Sadly the reality of funding today makes it unlikely that these two will both be simultaneously satisfied. The problem is that history will look back on the necessary business plan and deem it a failure even if it generates a company that does a billion dollars plus in annual revenue.
This is actually not unique to large language models but most innovation around computers. The basic problem is that if you build a force-multiplier (spreadsheets, personal computing, large-language models all come to mind) then what will make it succeed is its versatility: people want a hammer that can be used for smashing all manner of things, not just your company's particular brand of matching nails. And most people will only pick up that hammer once per week or once per month, only like 1% of the economy if that will be totally revolutionized, "we use this force-multiplier every day, it is now indispensable, we can't imagine life without it," and it's never predictable what that sector will be -- it's going to be like "oh, who ever dreamed that the killer application for LLMs would be them replacing AutoCAD at mechanical contractors" or some shit.

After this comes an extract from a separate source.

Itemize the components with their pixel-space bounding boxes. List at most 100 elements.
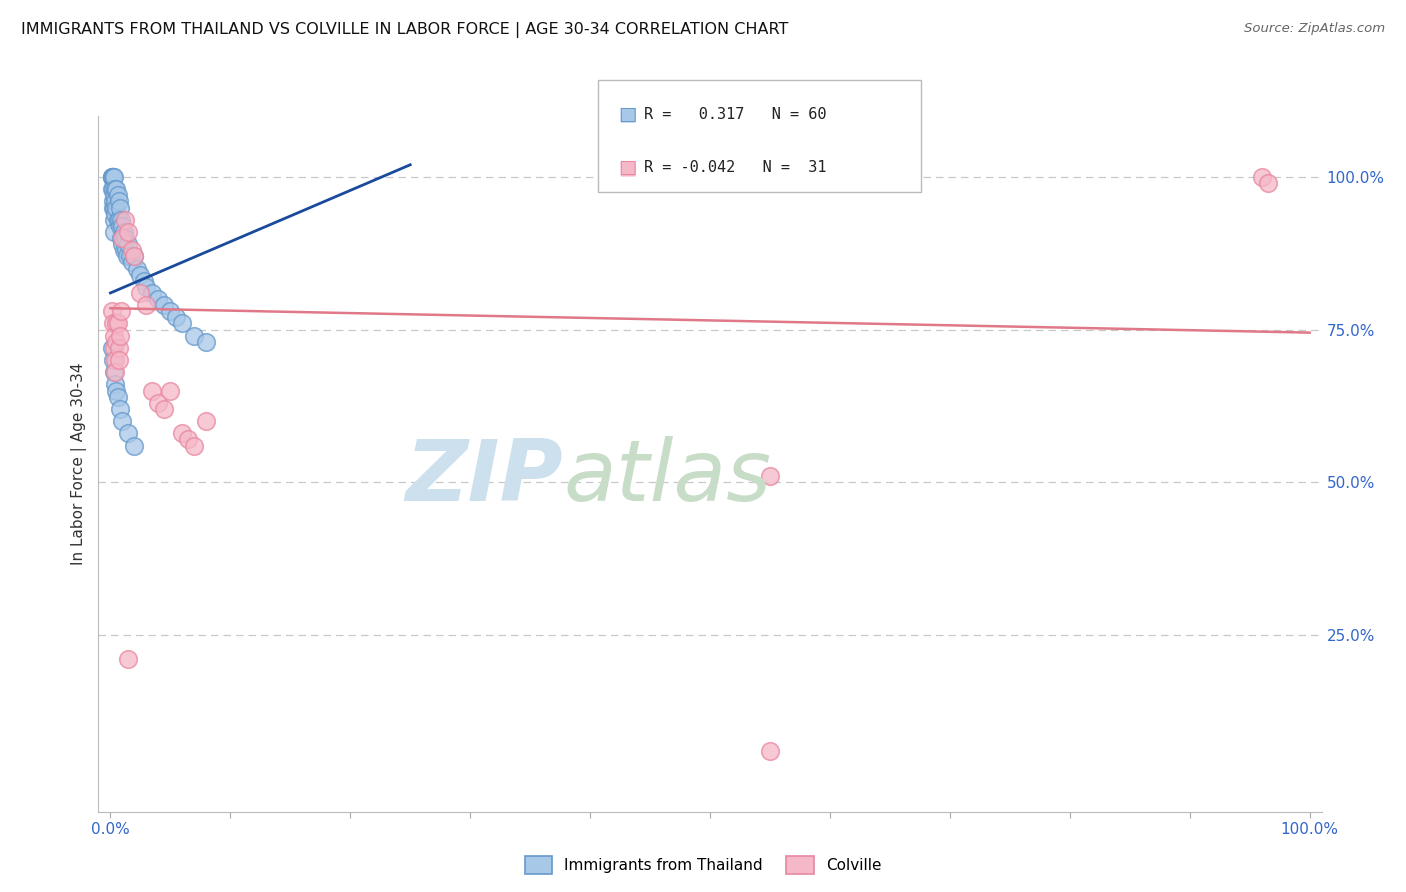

In those strange eons, to wildly succeed, one must give up on anticipating all usages of the software, one must cease controlling it and set it free. "Well where's the profit in that?" -- it is that this company was one of the first players in the overall market, they got an early chance to stake out as much territory as possible. But the market exploded way larger than they could handle and then everybody looks back on them and says "wow, what a failure, they only captured 1% of that market, they could have been so much more successful." Yeah, they captured 1% of a $100B market, some failure, right?
But what actually happens is that companies see the potential, investors get dollar signs in their eyes, everyone starts to lock down and control these, "you may use large language models but only in the ways that we say, through the interfaces which we provide," and then the only thing that you can use it for is to get generic conversational advice about your hemorrhoids, so after 5-10 years the bubble of excitement fizzles out. Nobody ever dreams to apply it to AutoCAD or whatever, and the world remains unchanged.